Le vendredi, jour de marché, la petite navette gratuite de Caudry peut monter jusqu’à une trentaine de passagers. Les autres jours, elle tourne plutôt autour d’une dizaine. Elle relie le centre-ville, les pharmacies, les commerces de périphérie, Audencourt et la gare routière. Ce petit trajet dit bien ce que vaut un transport local : il compte surtout quand on n’a pas d’autre solution simple.
Cette navette, le Transport collectif caudrésien, entre désormais dans un sujet plus large. La Communauté d’agglomération du Caudrésis et du Catésis vient de lancer une délégation de service public pour l’exploitation de ses transports routiers urbains, interurbains et scolaires. Le contrat est estimé à 28 millions d’euros hors taxes, pour une durée prévue de 96 mois. Les offres sont attendues jusqu’au 31 août 2026.
Le périmètre dit beaucoup du fonctionnement quotidien du territoire. La consultation vise cinq lignes de proximité reliant les communes aux deux bourgs-centres, Caudry et Le Cateau-Cambrésis, la ligne urbaine TCC à Caudry, les doublages scolaires de ces lignes et, en option, du transport à la demande.
Sur les cartes de transport ouvertes, ces cinq lignes apparaissent déjà comme l’ossature locale : 846 Caudry-Bertry-Le Cateau, 847 Villers-Outréaux-Caudry, 848 Caudry-Busigny-Le Cateau, 849 Avesnes-les-Aubert-Caudry et 850 Mazinghien-Le Cateau. Derrière ces lignes, il y a des horaires de collège, des courses, des gares et des rendez-vous médicaux.
Le changement institutionnel a déjà eu un effet très concret à Caudry. Depuis la prise de compétence mobilité par l’agglomération, la ville ne pouvait plus exploiter seule, durablement, un transport urbain régulier. Fin 2025, la CA2C a donc régularisé la situation du TCC, maintenu sa gratuité pour 2026 et prévu une enveloppe de 79 600 euros hors taxes pour conserver les courses, le tracé et les arrêts existants.
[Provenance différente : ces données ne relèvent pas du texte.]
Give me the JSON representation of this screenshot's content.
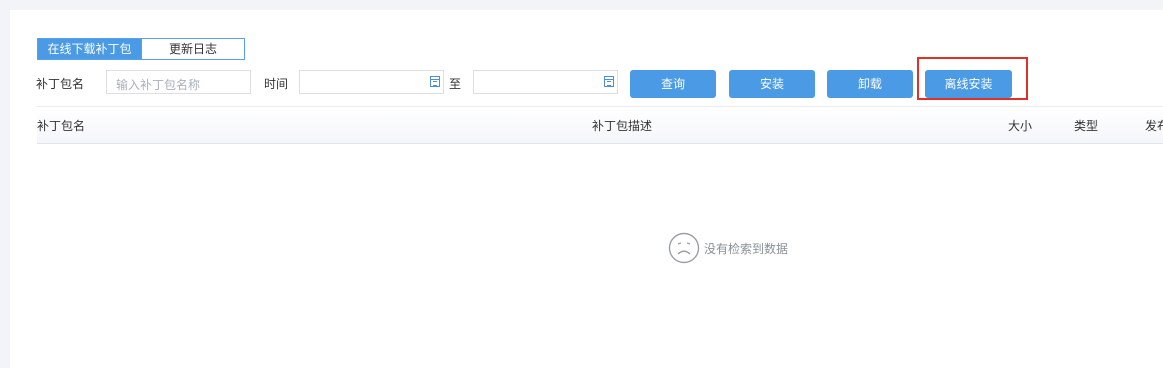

Le nouveau contrat élargit cette question à l’échelle du Caudrésis-Catésis : 46 communes, environ 63 600 habitants, 373 km². Dans un territoire pareil, la question n’est pas seulement de savoir qui conduira les autocars. Elle est de savoir si une ligne passe au bon moment, si un doublage scolaire absorbe les flux du matin, si un habitant d’un village peut rejoindre Caudry ou Le Cateau sans dépendre d’un proche, et si le transport à la demande restera une option théorique ou deviendra un vrai complément.
La consultation ne permet pas encore d’annoncer une amélioration de l’offre. Ce serait aller trop vite. Les pièces du contrat diront ce qui change vraiment : horaires, amplitudes, information voyageurs, qualité de service, éventuel transport à la demande. Mais l’avis publié ouvre déjà une fenêtre utile. Pour les familles et les usagers réguliers, le bon moment pour regarder un réseau de bus n’est pas quand le car manque à l’arrêt. C’est maintenant, avant que les horaires, les obligations de service et le prochain exploitant soient arrêtés.